Private fields and methods for a struct

Solution 1:

In Go, an identifier that starts with a capital letter is exported from the package, and can be accessed by anyone outside the package that declares it.

If an identifier starts with a lower case letter, it can only be accessed from within the package.

If you need members in a type to only be accessed by members of that type, you then need to place that type and its member functions in a separate package, as the only type in that package.

Solution 2:

That's not how "privacy" works in Go: the granularity of privacy is the package.

If you really want only the members of mytype to access some fields, then you must isolate the struct and the functions in their own package.

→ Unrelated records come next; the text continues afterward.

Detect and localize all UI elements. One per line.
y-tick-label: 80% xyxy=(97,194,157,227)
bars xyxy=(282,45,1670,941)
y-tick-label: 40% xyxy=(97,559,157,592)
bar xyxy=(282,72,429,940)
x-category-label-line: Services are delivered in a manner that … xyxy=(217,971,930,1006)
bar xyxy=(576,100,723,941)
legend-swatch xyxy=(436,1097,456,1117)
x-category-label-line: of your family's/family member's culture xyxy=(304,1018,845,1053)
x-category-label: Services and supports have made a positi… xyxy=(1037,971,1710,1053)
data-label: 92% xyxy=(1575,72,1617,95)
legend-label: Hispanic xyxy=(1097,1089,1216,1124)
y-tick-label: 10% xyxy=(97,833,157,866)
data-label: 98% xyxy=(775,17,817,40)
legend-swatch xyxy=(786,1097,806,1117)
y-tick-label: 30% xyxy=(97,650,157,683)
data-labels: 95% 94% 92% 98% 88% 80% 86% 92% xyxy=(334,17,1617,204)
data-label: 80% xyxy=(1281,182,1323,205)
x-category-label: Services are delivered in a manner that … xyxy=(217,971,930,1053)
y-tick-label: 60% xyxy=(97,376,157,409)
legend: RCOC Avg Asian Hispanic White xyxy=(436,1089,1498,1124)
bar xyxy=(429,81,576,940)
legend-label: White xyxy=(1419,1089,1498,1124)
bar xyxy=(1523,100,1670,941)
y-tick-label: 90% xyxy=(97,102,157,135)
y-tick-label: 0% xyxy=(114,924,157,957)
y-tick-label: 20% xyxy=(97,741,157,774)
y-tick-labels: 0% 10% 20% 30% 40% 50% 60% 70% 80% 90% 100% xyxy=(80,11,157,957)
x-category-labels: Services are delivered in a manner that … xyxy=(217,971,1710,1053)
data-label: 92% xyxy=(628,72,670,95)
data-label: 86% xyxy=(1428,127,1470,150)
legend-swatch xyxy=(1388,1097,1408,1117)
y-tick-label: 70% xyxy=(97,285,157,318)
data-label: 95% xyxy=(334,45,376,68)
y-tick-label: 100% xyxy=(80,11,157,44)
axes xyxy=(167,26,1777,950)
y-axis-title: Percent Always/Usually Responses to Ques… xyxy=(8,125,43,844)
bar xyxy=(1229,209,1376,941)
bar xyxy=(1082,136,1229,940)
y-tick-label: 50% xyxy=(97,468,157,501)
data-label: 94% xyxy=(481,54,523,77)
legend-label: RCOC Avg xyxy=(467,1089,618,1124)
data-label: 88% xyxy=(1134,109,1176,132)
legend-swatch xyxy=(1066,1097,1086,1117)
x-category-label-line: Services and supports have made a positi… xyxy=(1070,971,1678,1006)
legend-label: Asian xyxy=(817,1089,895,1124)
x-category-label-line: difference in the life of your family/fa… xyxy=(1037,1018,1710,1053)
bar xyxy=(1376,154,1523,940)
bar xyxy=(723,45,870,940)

But that's not the usual practice. Whether Go is OOP or not is debatable but clearly the practice isn't to encapsulate the code by a struct like you seem to want to do. Usually a package is small enough to be coherent: if you don't want to access fields from within the package, don't access them.

Solution 3:

You can create an interface with the method you wish to expose and only access the object when wrapped into that interface.

package main

type mytype struct {
    size string
    hash uint32
}

// interface for exposed methods
type myinterface interface {
    do() string
}

// constructor (optional)
func newMytype(size string, hash uint32) myinterface {
    return &mytype{size, hash}
}

func (r *mytype) doPrivate() string {
    return r.size
}

func (r *mytype) do() string {
    return r.doPrivate()
}

func main() {
    // with constructor
    t := newMytype("100", 100)
    t.do()
    // t.doPrivate() // t.doPrivate undefined (type myinterface has no field or method doPrivate)

    // without constructor
    t2:= myinterface(&mytype{"100", 100})
    t2.do()
    // t.doPrivate() // t.doPrivate undefined (type myinterface has no field or method doPrivate)doPrivate)
}

https://play.golang.org/p/awjIIj8Kwms

Solution 4:

You cannot do this in Go. Visibility is on a per package level only. But you may split your package into two.